Der gerade neu ernannte Vorstandschef der Notenbank, Alan Greenspan, reagierte auf den Börsenkrach auf eine Weise, die im Verlauf der nächsten 18 Jahre zur Gewohnheit wurde. Er öffnete die Geldhähne und garantierte den Banken Kredite, falls sie in Schwierigkeiten geraten sollten,. Der Zusammenbruch des Aktienmarktes wurde so- mit massivem Eingreifen der Finanzbehörden - verhindert, aber die Währungsturbulenzen gingen weiter. Die frühen 1990er erlebten eine Krise des britischen Pfunds und des skandinavischen Bankensystems. Dann kam die Mexiko-Krise von 1994, bei der die Clinton-Regierung einschritt, um US-Banken und -Kreditinstituten mit einer Bürgschaft aus der Patsche zu helfen.

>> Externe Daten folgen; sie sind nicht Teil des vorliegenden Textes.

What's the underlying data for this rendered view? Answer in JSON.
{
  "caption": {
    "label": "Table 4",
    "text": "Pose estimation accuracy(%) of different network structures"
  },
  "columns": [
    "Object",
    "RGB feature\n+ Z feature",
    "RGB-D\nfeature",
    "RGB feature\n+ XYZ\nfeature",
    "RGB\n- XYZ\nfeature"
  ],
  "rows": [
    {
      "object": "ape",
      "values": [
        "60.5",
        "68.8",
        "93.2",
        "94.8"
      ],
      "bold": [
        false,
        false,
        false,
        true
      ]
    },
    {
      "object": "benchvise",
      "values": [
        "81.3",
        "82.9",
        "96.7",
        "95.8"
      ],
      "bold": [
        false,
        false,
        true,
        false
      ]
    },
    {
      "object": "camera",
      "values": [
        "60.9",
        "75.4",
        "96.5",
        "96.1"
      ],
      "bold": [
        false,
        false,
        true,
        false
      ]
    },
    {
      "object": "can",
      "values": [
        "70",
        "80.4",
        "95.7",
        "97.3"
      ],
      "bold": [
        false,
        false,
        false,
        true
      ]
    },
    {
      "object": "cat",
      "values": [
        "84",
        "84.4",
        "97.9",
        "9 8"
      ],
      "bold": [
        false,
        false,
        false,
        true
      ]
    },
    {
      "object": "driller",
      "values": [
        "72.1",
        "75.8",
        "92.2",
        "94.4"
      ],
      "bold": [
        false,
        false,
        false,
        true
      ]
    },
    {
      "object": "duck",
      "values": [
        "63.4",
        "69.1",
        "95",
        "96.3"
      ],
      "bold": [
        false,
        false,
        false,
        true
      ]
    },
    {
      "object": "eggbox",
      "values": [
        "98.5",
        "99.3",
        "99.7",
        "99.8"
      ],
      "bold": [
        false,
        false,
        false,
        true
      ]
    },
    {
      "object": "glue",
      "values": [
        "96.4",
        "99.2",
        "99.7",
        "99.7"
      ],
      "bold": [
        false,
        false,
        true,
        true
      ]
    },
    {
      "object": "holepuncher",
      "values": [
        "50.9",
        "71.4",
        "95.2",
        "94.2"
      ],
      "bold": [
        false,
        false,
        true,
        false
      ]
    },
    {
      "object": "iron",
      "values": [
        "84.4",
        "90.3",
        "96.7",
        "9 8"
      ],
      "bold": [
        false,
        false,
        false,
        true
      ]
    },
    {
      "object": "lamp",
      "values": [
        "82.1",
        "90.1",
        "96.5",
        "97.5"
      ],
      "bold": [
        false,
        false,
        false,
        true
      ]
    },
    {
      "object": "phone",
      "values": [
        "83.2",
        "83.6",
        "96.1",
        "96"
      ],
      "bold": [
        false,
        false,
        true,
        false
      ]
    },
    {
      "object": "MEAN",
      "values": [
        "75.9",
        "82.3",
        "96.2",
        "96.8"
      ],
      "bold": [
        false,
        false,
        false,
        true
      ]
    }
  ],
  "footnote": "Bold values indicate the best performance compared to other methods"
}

Gegen Ende des Jahres 1996 war offenkundig, dass sich am Aktienmarkt der Vereinigten Staaten eine Spekulationsblase entwickelte - eine Tatsache, die von Greenspan während eines Treffens des Leitungsgremiums der Notenbank eingeräumt wurde. Aber außer einer Erklärung gegen "unvernünftigen Überschwang" wurde nichts unternommen. Der Widerstand der Wall Street gegen die eine Zinssatz-Erhöhung, die Greenspan 1997 durchgesetzt hatte, war so heftig, dass der Notenbankchef beschloss, nichts gegen den Anstieg der Aktienpreise zu unternehmen. Der Ausbruch der Asienkrise war das Signal für eine Erleichterung der Liquidität.

Als die Aktienspekulationsblase schließlich Anfang 2001 platzte, war Greenspans Reaktion, die Zinssätze zu senken. Als Folge sollte sich eine Spekulationsblase auf dem Immobilienmarkt bilden, da die Zinssätze auf einen Rekordtiefpunkt sanken. In jüngster Zeit hat die Notenbank die Sätze wieder angehoben, hauptsächlich aus der Sorge heraus, keine Reaktionsmöglichkeiten mehr zu haben, wenn die nächste Krise hereinbricht.

Die Widersprüche des Kapitalismus

Wenn sich eine Finanzkrise entwickelt, werden zweifellos viele Greenspan dafür verantwortlich machen... wenn die Notenbank nur etwas unternommen hätte, um die Finanz-Spekulationsblase im Keim zu ersticken etc., etc., etc., genauso wie versucht wurde, die Politik der Notenbank für den Zusammenbruch der Wall Street 1929 und die darauf folgende große Depression verantwortlich zu machen.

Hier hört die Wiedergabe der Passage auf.